The vast majority of Americans recognize that this is just plain wrong. From year to year polls consistently show that many Americans reject the idea that someone should be forced to bankroll unwanted union boss activities just to keep his or her job.

In addition to falling short in protecting workers’ rights, forced-unionism states fell painfully behind their right-to-work counterparts in recovering from the economic disruption of COVID-19.

According to U.S. Department of Labor stats from July, from April 2020 to last April, right-to-work states posted a recovery in manufacturing payroll jobs roughly 60% stronger by percentage than the one forced-unionism states had during the same time period.

Sluggish job growth in forced-unionism states was not limited to just the pandemic recovery. A National Institute for Labor Relations Research analysis points out that, from 2020 back to 2010, employment in states lacking right-to-work protections increased by only 2.4%, paling in comparison to right-to-work states’ 11% jump in the same decade.

It’s no surprise, then, that right-to-work states passed the milestone just last year of now playing host to the majority of employed people in the United States, according to the Department of Labor’s household survey. And people don’t just flock to right-to-work states for the jobs: The NILRR analysis points out that, based on Bureau of Labor Statistics data, the mean after-tax household income in right-to-work states is about $4,300 higher than the average for households in forced-unionism states, after adjusting for cost of living.

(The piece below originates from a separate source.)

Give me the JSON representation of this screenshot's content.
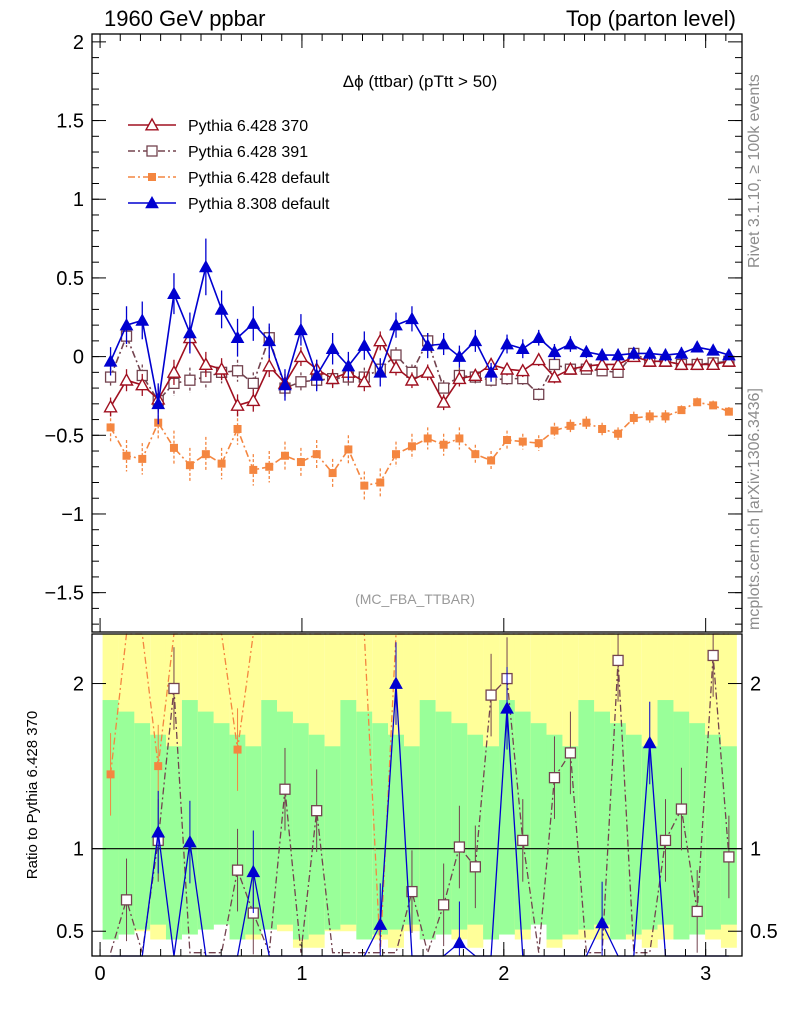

Business experts also regularly point out that right-to-work plays a major role when a company is deciding where to expand an existing plant or facility or where to create a new one. In the manufacturing sector alone, the NILRR analysis notes, payroll employment in right-to-work states grew by 9.1% while falling by 0.2% in forced-unionism states, during 2010 to 2020.

A wealth of data supports the idea that right-to-work works for both employees and businesses, but the protections exist first and foremost to safeguard each individual worker’s right to decide freely whether union officials deserve financial support.

And of course, right-to-work does nothing to stop workers from affiliating with a union if they choose to voluntarily. In fact, right-to-work presses union bosses to become more accountable, as they know that they can’t depend on government-granted power to keep employee money rolling into their coffers, and that they must instead earn that support by being responsive to their needs.

The working men and women of Oregon and America as a whole deserve this kind of protection. So this Labor Day, consider the benefits of right-to-work and demand your elected officials embrace worker freedom and economic opportunity.